McGill grad joins Supreme Court

One McGill graduate has replaced another on the Supreme Court of Canada. Prime Minister Stephen Harper named Mr. Justice Clément Gascon (BCL81) to the nation’s top court Tuesday, replacing Mr. Justice Morris Fish (BA59, BCL62), who retired last August after a decade on the Court.
Mr. Justice Clément Gascon (BCL81)
Mr. Justice Clément Gascon (BCL81)

By Doug Sweet

One McGill graduate has replaced another on the Supreme Court of Canada.

Prime Minister Stephen Harper named Mr. Justice Clément Gascon (BCL81) to the nation’s highest court Tuesday, replacing Mr. Justice Morris Fish (BA59, BCL62), who retired last August after a decade on the Supreme Court.

Gascon, who spent 21 years with Montreal’s Heenan-Blaikie law firm, specializing in civil and commercial litigation, has sat as a Quebec Court of Appeal judge since October 2012.

He has also been a lecturer at McGill, among other schools.

“Mr. Justice Gascon’s wealth of legal knowledge and experience will be of significant benefit to this important Canadian institution,” Harper said in a statement. “His appointment is the result of broad consultations with prominent members of the Quebec legal community.”

“Mr. Justice Gascon is widely recognized in Quebec as a very smart, diligent and hard-working judge. His credentials and expertise are impeccable,” said Daniel Jutras, Dean of the Faculty of Law. “Like his colleagues on the Quebec Court of Appeal, he is a brilliant generalist. He has had to deal with the entire range of issues that make their way to the Supreme Court, so I have no doubt that he will hit the ground running in all areas, from constitutional law to civil law, and from criminal law and Charter issues all the way to administrative law.”

Gascon’s appointment closes the book on a controversy that blossomed after Harper tried to appoint Federal Court judge Marc Nadon to replace Fish last October. That attempt was thwarted by a legal challenge and an eventual ruling in March from the Supreme Court itself that Nadon was ineligible as he was not a member of the Quebec bar, nor was he from a Quebec court. Three of the nine members of the Supreme Court must be from Quebec in recognition of the province’s distinctive civil law tradition.

Gascon was appointed to the Quebec Superior Court in October 2002, as a member of its Commercial Division in Montreal.

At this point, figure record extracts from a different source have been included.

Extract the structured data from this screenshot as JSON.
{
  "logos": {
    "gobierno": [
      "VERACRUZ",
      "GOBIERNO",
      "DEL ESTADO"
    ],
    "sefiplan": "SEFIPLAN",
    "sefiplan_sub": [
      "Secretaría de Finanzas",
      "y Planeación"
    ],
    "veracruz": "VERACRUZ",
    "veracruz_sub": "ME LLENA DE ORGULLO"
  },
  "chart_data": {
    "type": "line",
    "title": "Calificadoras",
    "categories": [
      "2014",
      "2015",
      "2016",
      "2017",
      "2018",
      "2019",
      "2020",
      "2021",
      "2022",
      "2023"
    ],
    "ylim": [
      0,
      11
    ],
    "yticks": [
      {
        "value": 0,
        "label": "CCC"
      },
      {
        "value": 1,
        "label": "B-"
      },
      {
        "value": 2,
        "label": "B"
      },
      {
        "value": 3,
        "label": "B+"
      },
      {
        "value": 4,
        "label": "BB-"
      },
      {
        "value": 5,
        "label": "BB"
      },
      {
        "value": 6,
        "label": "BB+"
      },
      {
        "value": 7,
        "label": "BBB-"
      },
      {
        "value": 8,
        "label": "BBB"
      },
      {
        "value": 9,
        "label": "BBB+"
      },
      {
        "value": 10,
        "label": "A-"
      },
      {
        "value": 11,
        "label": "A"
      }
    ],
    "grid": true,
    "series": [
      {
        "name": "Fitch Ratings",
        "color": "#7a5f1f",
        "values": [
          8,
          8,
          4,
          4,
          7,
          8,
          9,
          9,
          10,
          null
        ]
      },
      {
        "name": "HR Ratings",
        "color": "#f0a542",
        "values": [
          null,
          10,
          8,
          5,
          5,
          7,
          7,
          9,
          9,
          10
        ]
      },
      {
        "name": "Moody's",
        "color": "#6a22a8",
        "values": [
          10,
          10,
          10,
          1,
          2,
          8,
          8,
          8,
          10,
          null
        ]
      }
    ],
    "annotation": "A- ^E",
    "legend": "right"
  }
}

He served as co-ordinating judge of that division from 2007-11. He has also been the co-chair of the annual Canadian Institute for the Administration of Justice Judgment Writing Seminar for newly appointed federal judges and frequently participates as a speaker in legal education seminars on commercial matters, judgment writing and class actions.

According to Pierre-Gabriel Jobin, Wainwright Emeritus Professor of Civil Law and one of Gascon’s professors at McGill, the Supreme Court appointment was an inspired one. “Justice Gascon was a student of mine in Contract Law and I also coached him for the Pierre-Basile Mignault mooting contest,” said Jobin. “In class, we seldom heard his voice because he never needed to ask any questions; and yet, he still received the highest mark in the class on the final exam. At the Mignault contest, he’d had no previous experience in the art of mooting and advocacy, but he put so much effort into developing his skills that he won the trophy for best pleader. When it comes to work, he’s like a very talented marathon runner.”